Ab 1939 wurden unzählige Textilien aus allen von den deutsch besetzten Gebieten per Feldpost in die Heimat geschickt. Jeder Soldat durfte bis zu 12 Pakete pro Tag verschicken. Da der Sold der Wehrmachtsangehörigen in Norwegen, Frankreich oder Griechenland im Vergleich zur dortigen Währung extrem aufgewertet wurde und die einheimischen Verkäufer gezwungen wurden, das deutsche Geld anzunehmen, wurde maßenhaft Kleidung an die Familien verschickt. Sehr zum Mißfallen der NS-Führung, die vorhatte, Berlin zum neuen deutschen Modezentrum Europas (oder der Welt) auszubauen.

Die Uniform der Wehrmacht wurde übrigens von Hugo Boss angefertigt. Bis heute sträubt sich das Unternehmen gegen eine transparente Aufarbeitung dieses Teils der Firmengeschichte.

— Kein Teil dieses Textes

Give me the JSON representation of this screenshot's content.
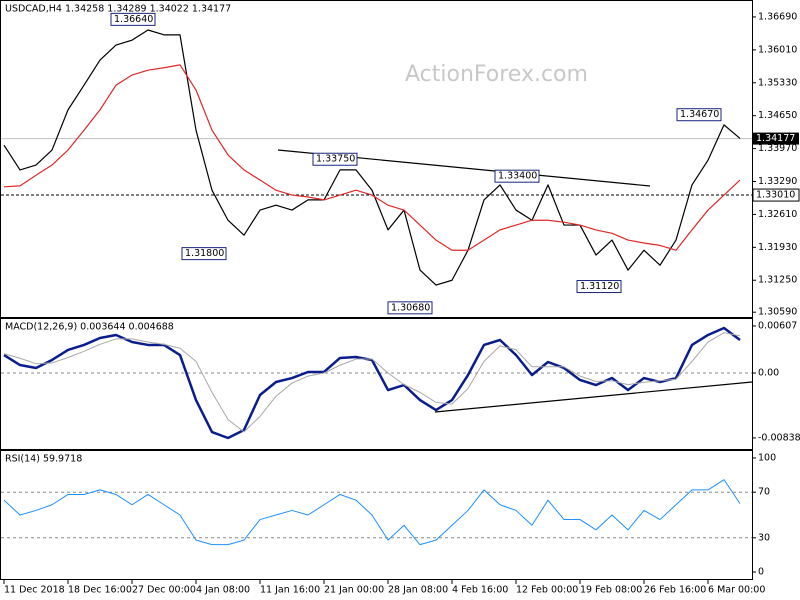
{
  "chart_data": [
    {
      "type": "line",
      "title": "USDCAD,H4  1.34258 1.34289 1.34022 1.34177",
      "watermark": "ActionForex.com",
      "ylim": [
        1.3047,
        1.3704
      ],
      "yticks": [
        {
          "value": 1.3669,
          "label": "1.36690"
        },
        {
          "value": 1.3601,
          "label": "1.36010"
        },
        {
          "value": 1.3533,
          "label": "1.35330"
        },
        {
          "value": 1.3465,
          "label": "1.34650"
        },
        {
          "value": 1.3397,
          "label": "1.33970"
        },
        {
          "value": 1.3329,
          "label": "1.33290"
        },
        {
          "value": 1.3261,
          "label": "1.32610"
        },
        {
          "value": 1.3193,
          "label": "1.31930"
        },
        {
          "value": 1.3125,
          "label": "1.31250"
        },
        {
          "value": 1.3059,
          "label": "1.30590"
        }
      ],
      "series": [
        {
          "color": "#000000",
          "values": [
            1.3404,
            1.3353,
            1.3363,
            1.3394,
            1.3477,
            1.3528,
            1.358,
            1.3611,
            1.3621,
            1.3642,
            1.3632,
            1.3632,
            1.3435,
            1.3311,
            1.3249,
            1.3218,
            1.327,
            1.328,
            1.327,
            1.3291,
            1.3291,
            1.3353,
            1.3353,
            1.3311,
            1.3229,
            1.327,
            1.3146,
            1.3115,
            1.3125,
            1.3187,
            1.3291,
            1.3322,
            1.327,
            1.3249,
            1.3322,
            1.3239,
            1.3239,
            1.3177,
            1.3208,
            1.3146,
            1.3187,
            1.3156,
            1.3208,
            1.3322,
            1.3373,
            1.3446,
            1.3418
          ]
        },
        {
          "color": "#e02828",
          "values": [
            1.3318,
            1.332,
            1.3342,
            1.3363,
            1.3394,
            1.3435,
            1.3477,
            1.3528,
            1.3549,
            1.3559,
            1.3564,
            1.357,
            1.3518,
            1.3435,
            1.3384,
            1.3353,
            1.3332,
            1.3311,
            1.3301,
            1.3297,
            1.3291,
            1.3301,
            1.3311,
            1.3301,
            1.328,
            1.327,
            1.3239,
            1.3208,
            1.3187,
            1.3187,
            1.3208,
            1.3229,
            1.3239,
            1.3249,
            1.3249,
            1.3245,
            1.3239,
            1.3229,
            1.3222,
            1.3208,
            1.3202,
            1.3197,
            1.3187,
            1.3229,
            1.327,
            1.3301,
            1.3332
          ]
        }
      ],
      "annotations": [
        {
          "value": 1.3664,
          "label": "1.36640"
        },
        {
          "value": 1.3375,
          "label": "1.33750"
        },
        {
          "value": 1.318,
          "label": "1.31800"
        },
        {
          "value": 1.3068,
          "label": "1.30680"
        },
        {
          "value": 1.334,
          "label": "1.33400"
        },
        {
          "value": 1.3112,
          "label": "1.31120"
        },
        {
          "value": 1.3467,
          "label": "1.34670"
        }
      ],
      "level": {
        "value": 1.3301,
        "label": "1.33010"
      },
      "current_price": {
        "value": 1.34177,
        "label": "1.34177"
      }
    },
    {
      "type": "line",
      "title": "MACD(12,26,9) 0.003644 0.004688",
      "ylim": [
        -0.00994,
        0.0071
      ],
      "yticks": [
        0.00607,
        {
          "value": 0,
          "label": "0.00"
        },
        -0.008381
      ],
      "reference_lines": [
        0
      ],
      "series": [
        {
          "color": "#0b1d8c",
          "width": 2.5,
          "values": [
            0.00232,
            0.00103,
            0.00065,
            0.00168,
            0.00297,
            0.00362,
            0.00452,
            0.00491,
            0.004,
            0.00362,
            0.00362,
            0.00232,
            -0.00349,
            -0.00762,
            -0.00839,
            -0.00736,
            -0.00284,
            -0.00116,
            -0.00065,
            0.00013,
            0.00013,
            0.00194,
            0.00207,
            0.00168,
            -0.0022,
            -0.00155,
            -0.00349,
            -0.00478,
            -0.00349,
            -0.00026,
            0.00362,
            0.00426,
            0.00232,
            -0.00026,
            0.00142,
            0.00065,
            -0.0009,
            -0.00155,
            -0.00065,
            -0.0022,
            -0.00065,
            -0.00116,
            -0.00065,
            0.00362,
            0.00491,
            0.00581,
            0.00426
          ]
        },
        {
          "color": "#a8a8a8",
          "width": 1,
          "values": [
            0.0025,
            0.0019,
            0.0012,
            0.0013,
            0.002,
            0.0028,
            0.0037,
            0.0044,
            0.0044,
            0.004,
            0.0037,
            0.0032,
            0.0015,
            -0.0025,
            -0.006,
            -0.0076,
            -0.0056,
            -0.003,
            -0.0013,
            -0.0004,
            0,
            0.001,
            0.0018,
            0.0018,
            0,
            -0.0015,
            -0.0025,
            -0.0038,
            -0.004,
            -0.002,
            0.0015,
            0.0035,
            0.003,
            0.0008,
            0.0008,
            0.0008,
            -0.0004,
            -0.0011,
            -0.001,
            -0.0015,
            -0.0012,
            -0.001,
            -0.0008,
            0.0015,
            0.004,
            0.0052,
            0.0048
          ]
        }
      ]
    },
    {
      "type": "line",
      "title": "RSI(14) 59.9718",
      "ylim": [
        -7,
        107
      ],
      "yticks": [
        0,
        30,
        70,
        100
      ],
      "reference_lines": [
        30,
        70
      ],
      "categories": [
        "11 Dec 2018",
        null,
        null,
        null,
        "18 Dec 16:00",
        null,
        null,
        null,
        "27 Dec 00:00",
        null,
        null,
        null,
        "4 Jan 08:00",
        null,
        null,
        null,
        "11 Jan 16:00",
        null,
        null,
        null,
        "21 Jan 00:00",
        null,
        null,
        null,
        "28 Jan 08:00",
        null,
        null,
        null,
        "4 Feb 16:00",
        null,
        null,
        null,
        "12 Feb 00:00",
        null,
        null,
        null,
        "19 Feb 08:00",
        null,
        null,
        null,
        "26 Feb 16:00",
        null,
        null,
        null,
        "6 Mar 00:00",
        null,
        null
      ],
      "series": [
        {
          "color": "#1e90ff",
          "width": 1,
          "values": [
            63,
            50,
            54,
            59,
            68,
            68,
            72,
            68,
            59,
            68,
            59,
            50,
            28,
            24,
            24,
            28,
            46,
            50,
            54,
            50,
            59,
            68,
            63,
            50,
            28,
            41,
            24,
            28,
            41,
            54,
            72,
            59,
            54,
            41,
            63,
            46,
            46,
            37,
            50,
            37,
            54,
            46,
            59,
            72,
            72,
            81,
            60
          ]
        }
      ]
    }
  ]
}
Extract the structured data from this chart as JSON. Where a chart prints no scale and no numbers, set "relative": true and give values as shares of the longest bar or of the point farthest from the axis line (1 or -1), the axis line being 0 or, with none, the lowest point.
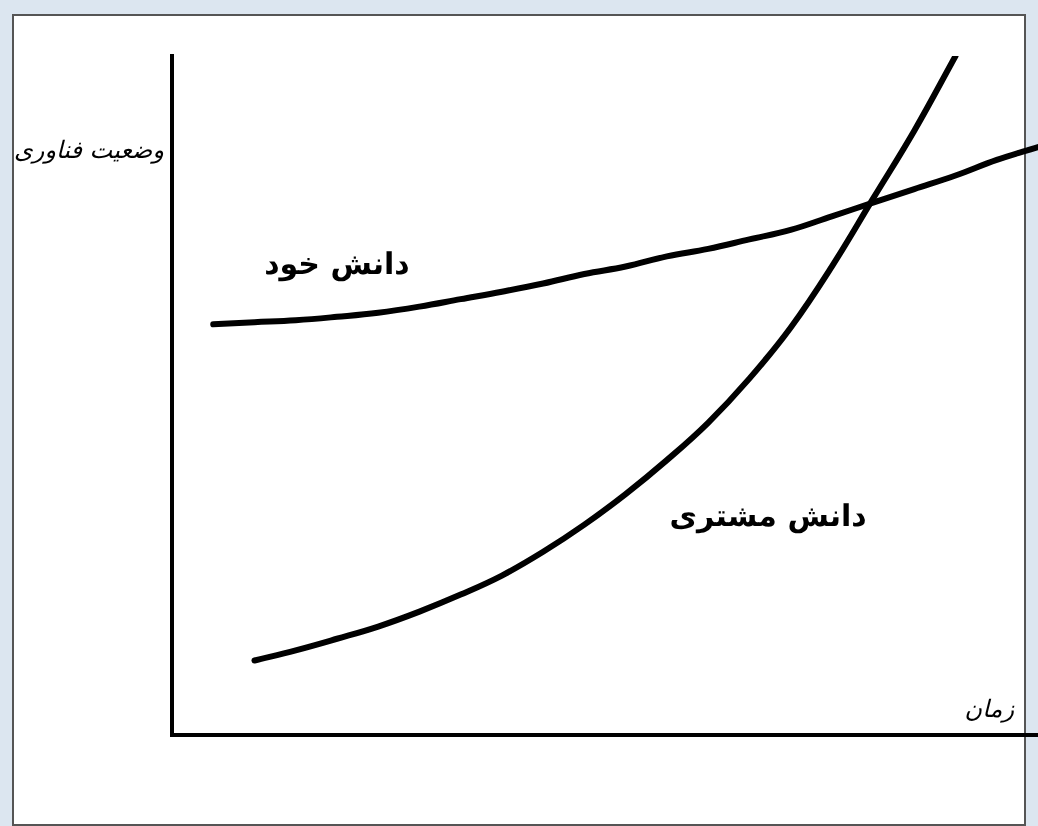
{
  "chart_data": {
    "type": "line",
    "relative": true,
    "xlabel": "زمان",
    "ylabel": "وضعیت فناوری",
    "legend": false,
    "categories": [
      null,
      null,
      null,
      null,
      null,
      null,
      null,
      null,
      null,
      null,
      null,
      null,
      null,
      null,
      null,
      null,
      null,
      null,
      null,
      null,
      null,
      null
    ],
    "series": [
      {
        "name": "دانش خود",
        "color": "#000000",
        "values": [
          null,
          0.605,
          0.608,
          0.611,
          0.616,
          0.622,
          0.631,
          0.642,
          0.653,
          0.665,
          0.679,
          0.69,
          0.705,
          0.716,
          0.73,
          0.744,
          0.764,
          0.784,
          0.804,
          0.824,
          0.847,
          0.866
        ]
      },
      {
        "name": "دانش مشتری",
        "color": "#000000",
        "values": [
          null,
          null,
          0.11,
          0.125,
          0.142,
          0.16,
          0.182,
          0.207,
          0.235,
          0.27,
          0.31,
          0.355,
          0.405,
          0.46,
          0.525,
          0.6,
          0.69,
          0.79,
          0.89,
          1,
          null,
          null
        ]
      }
    ]
  }
}
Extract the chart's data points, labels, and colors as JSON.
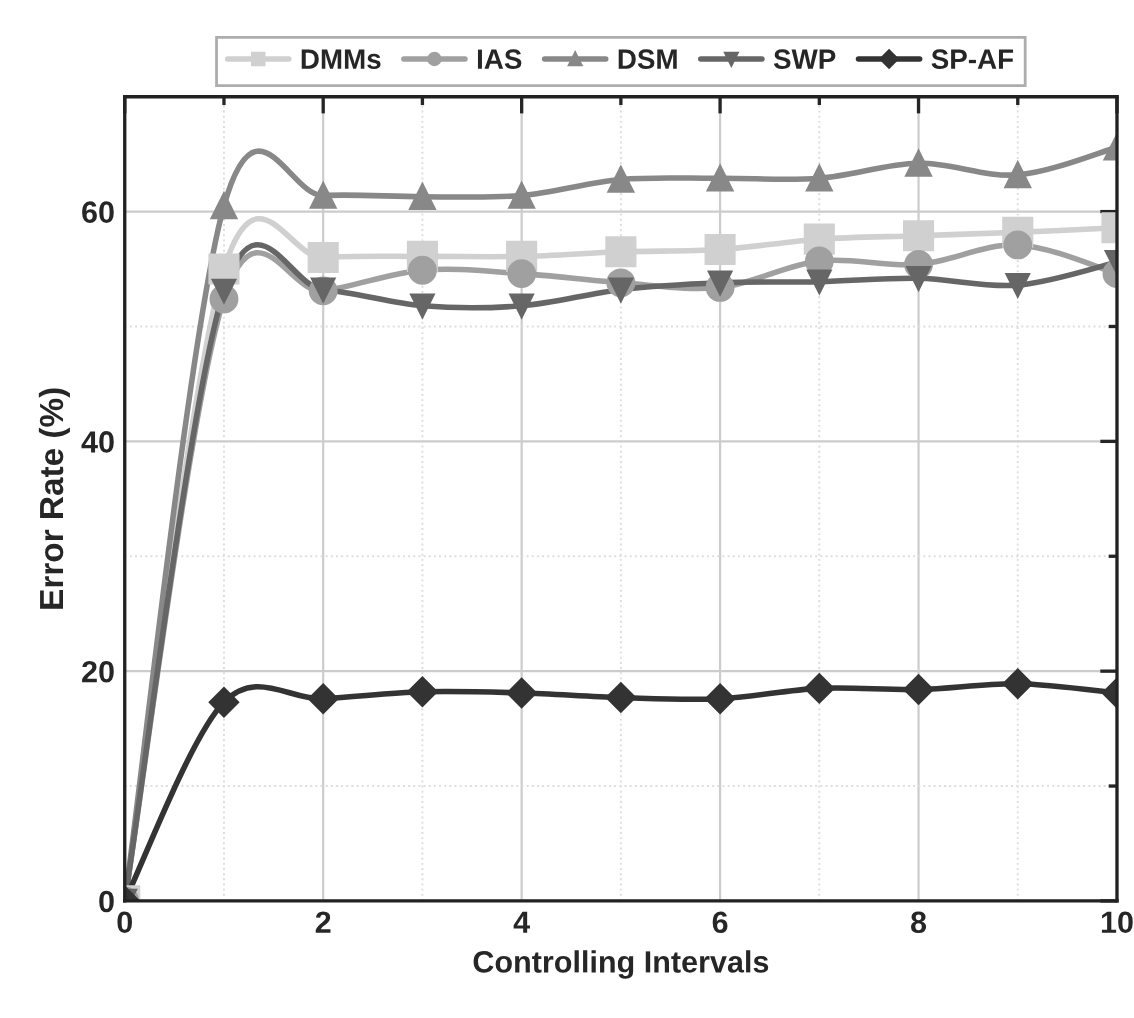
{
  "chart_data": {
    "type": "line",
    "xlabel": "Controlling Intervals",
    "ylabel": "Error Rate (%)",
    "x": [
      0,
      1,
      2,
      3,
      4,
      5,
      6,
      7,
      8,
      9,
      10
    ],
    "xlim": [
      0,
      10
    ],
    "xticks": [
      0,
      2,
      4,
      6,
      8,
      10
    ],
    "ylim": [
      0,
      70
    ],
    "yticks": [
      0,
      20,
      40,
      60
    ],
    "grid": true,
    "legend": "top",
    "line_style": "solid",
    "series": [
      {
        "name": "DMMs",
        "color": "#d0d0d0",
        "marker": "square",
        "values": [
          0,
          55.0,
          56.0,
          56.1,
          56.1,
          56.5,
          56.7,
          57.6,
          57.9,
          58.2,
          58.6
        ]
      },
      {
        "name": "IAS",
        "color": "#a0a0a0",
        "marker": "circle",
        "values": [
          0,
          52.4,
          53.1,
          54.9,
          54.6,
          53.8,
          53.4,
          55.7,
          55.4,
          57.1,
          54.6
        ]
      },
      {
        "name": "DSM",
        "color": "#888888",
        "marker": "triangle",
        "values": [
          0,
          60.5,
          61.4,
          61.3,
          61.4,
          62.8,
          62.9,
          62.9,
          64.2,
          63.2,
          65.6
        ]
      },
      {
        "name": "SWP",
        "color": "#666666",
        "marker": "triangle_down",
        "values": [
          0,
          53.1,
          53.2,
          51.8,
          51.8,
          53.2,
          53.8,
          53.9,
          54.2,
          53.6,
          55.6
        ]
      },
      {
        "name": "SP-AF",
        "color": "#333333",
        "marker": "diamond",
        "values": [
          0,
          17.3,
          17.6,
          18.2,
          18.1,
          17.7,
          17.6,
          18.5,
          18.4,
          18.9,
          18.1
        ]
      }
    ]
  }
}
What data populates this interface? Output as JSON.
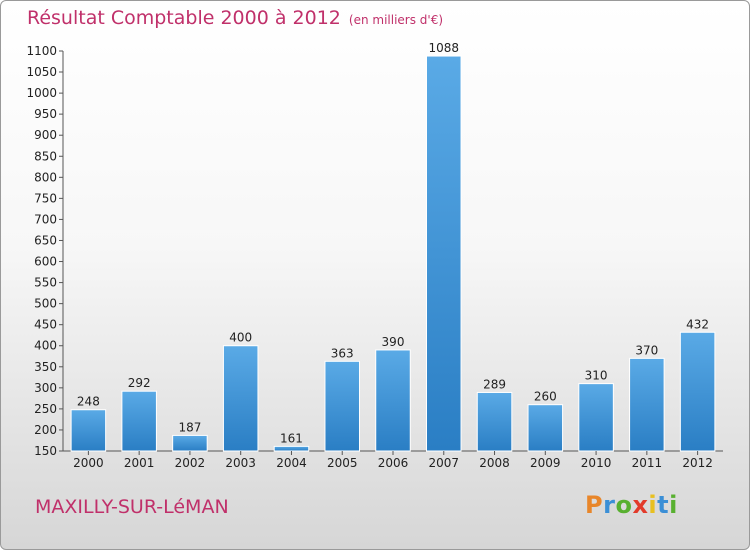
{
  "title": "Résultat Comptable 2000 à 2012",
  "unit": "(en milliers d'€)",
  "commune": "MAXILLY-SUR-LéMAN",
  "logo": {
    "letters": [
      "P",
      "r",
      "o",
      "x",
      "i",
      "t",
      "i"
    ],
    "colors": [
      "#e8862a",
      "#3b8fd6",
      "#58b030",
      "#e23a2a",
      "#e8c020",
      "#3b8fd6",
      "#58b030"
    ]
  },
  "colors": {
    "bar_light": "#5aaae6",
    "bar_dark": "#2a7ec4",
    "title": "#c0306a"
  },
  "chart_data": {
    "type": "bar",
    "title": "Résultat Comptable 2000 à 2012",
    "xlabel": "",
    "ylabel": "",
    "categories": [
      "2000",
      "2001",
      "2002",
      "2003",
      "2004",
      "2005",
      "2006",
      "2007",
      "2008",
      "2009",
      "2010",
      "2011",
      "2012"
    ],
    "values": [
      248,
      292,
      187,
      400,
      161,
      363,
      390,
      1088,
      289,
      260,
      310,
      370,
      432
    ],
    "ylim": [
      150,
      1100
    ],
    "yticks": [
      150,
      200,
      250,
      300,
      350,
      400,
      450,
      500,
      550,
      600,
      650,
      700,
      750,
      800,
      850,
      900,
      950,
      1000,
      1050,
      1100
    ],
    "grid": false
  }
}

Abschließend soll noch die so genannte "Schuhprüfstelle" im KZ Sachsenhausen erwähnt werden. Im Auftrag des Reichswirtschaftsministeriums wurden im KZ Sachsenhausen ab 1940 auf einer 700 m langen „Schuhprüfstrecke“ Schuherzeugnisse für die Verwendung im militärischen Einsatz geprüft. So wurde z. B. die Haltbarkeit des Materials getestet, indem die dem Arbeitskommando zugewiesenen Häftlinge täglich 30-40 Kilometer zurückzulegen hatten. Die Häftlinge durften sich nicht ausruhen. Das Anlehnen an Barackenwände wurde strengstens bestraft. Zur Erhöhung der Materialbelastung mussten die Häftlinge zusätzlich schwere Rucksäcke tragen. Die Zuweisung zum „Schuhläuferkommando“ konnte 3, 6, 9 Monate oder unbegrenzt dauern. Die chemische Industrie zahlte für die „Prüfversuche“ und die damit verbundene „Nutzung der Häftlinge“ eine Gebühr an die SS-Wirtschaftverwaltung. Die menschenverachtenden Umstände bei diesen Testversuchen führte dazu, dass täglich 15 bis 20 Gefangene starben.
[Text und Foto: Schuhprüfstrecke im KZ Sachsenhausen - hier konnten sieben verschiedene Straßenbeläge getestet werden                                                                         koenigin-luise-stiftung.de]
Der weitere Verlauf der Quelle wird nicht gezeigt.